In the 1501 Breviary according to the Use of Bamberg, before St Barbara is killed, she prays, “Lord Jesus Christ, Whom all things obey, Whose will nothing resisteth: grant me this petition, that if anyone shall remember my name and honor the day of my passion, Thou remember not his sins on the day of judgment, and be merciful to those who love the memory of me, and do Thou set in peace the end of the life of those that love me.” To this, a voice from heaven replies, “Come, my dearest, rest in the chambers of My Father; and concerning that which thou hast asked, it is given to thee.” The proper Collect of her office and Mass also refers to this: “We ask, o Lord, our God, that the glorious intercession of the blessed Barbara, Thy Virgin and Martyr, may protect us from every adversity of mind and body; so that through her intervention, we may merit before departing from this life to receive with sincere faith and a pure confession the most glorious Sacrament of the all-holy Body and Blood of our Lord Jesus Christ.”

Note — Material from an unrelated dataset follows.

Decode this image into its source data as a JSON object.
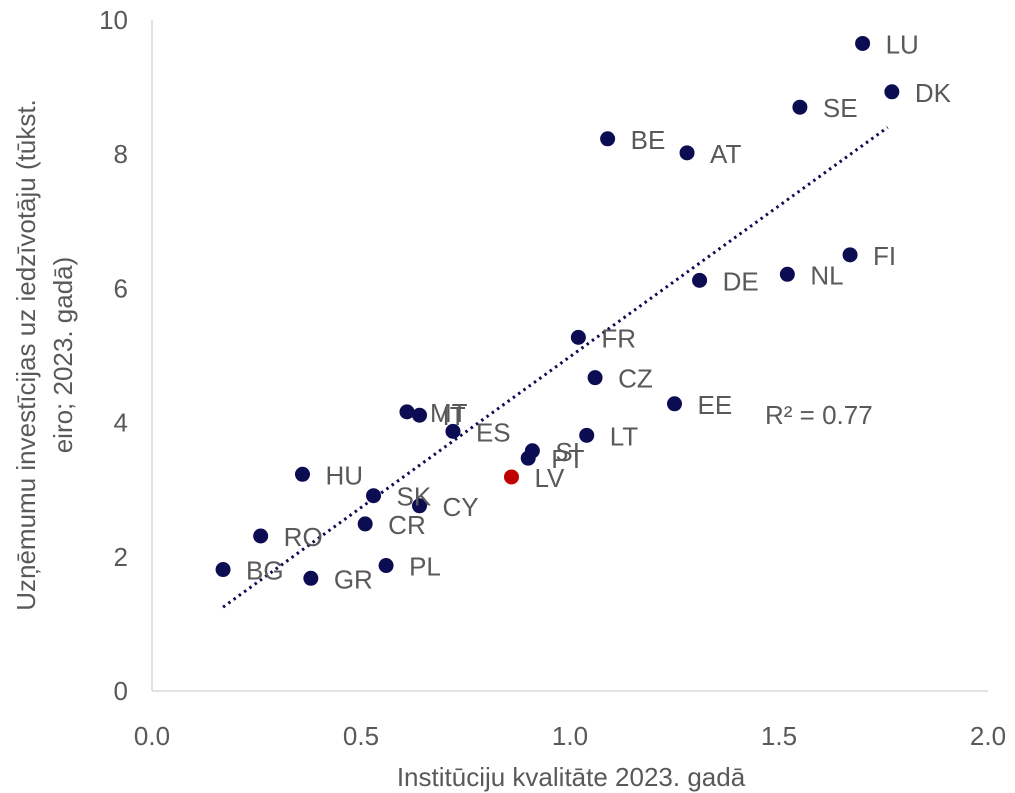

The altarpiece of the Fourteen Holy Helpers, from the now-suppressed Heilbronn Abbey in the Baden-Württemberg region of Germany, 1498.
Scholars of hagiography have long recognized that the legend of St Barbara as passed down to us cannot be considered historically reliable. The version read in the Roman Breviary before the Tridentine reform says that she was born in the time of the persecutor Maximian, who reigned from 286-310, but makes her a student of “the most wise priest, Origen, who lived in Alexandria”, and who died over 30 years before Maximian’s accession to the imperial throne. It also transplants her native city of Nicomedia from its actual location near Constantinople to Egypt, identifies it with Heliopolis, and claims that it was the city to which the Holy Family fled from King Herod; other versions place her passion in Rome, somewhere in Tuscany, or Antioch in Syria. In the Breviary of St Pius V, her feast was reduced from an office of nine readings to a commemoration; it is also significant that in the Tridentine Rituale Romanum, promulgated by Pope Paul V in 1614, her name is not included in the shortened form of the Litany of the Saints said for the dying.

However, her feast continued to be kept on many locals calendars; for example, before the reform of 1911, it was included on the calendars of both Carmelite Orders, with the Collect given above. In the post-Conciliar reform, her feast is completely suppressed from the General Calendar, but she may still be celebrated where she is honored as a patron Saint. Some years ago, a friend of mine attended Mass on her feast day in her church in the town of Villasalto, Sardinia. As the preacher recounted the manner of the Saint’s death, killed by her own father, an elderly woman shouted out in Sardinian, “Indignu – disgraceful!”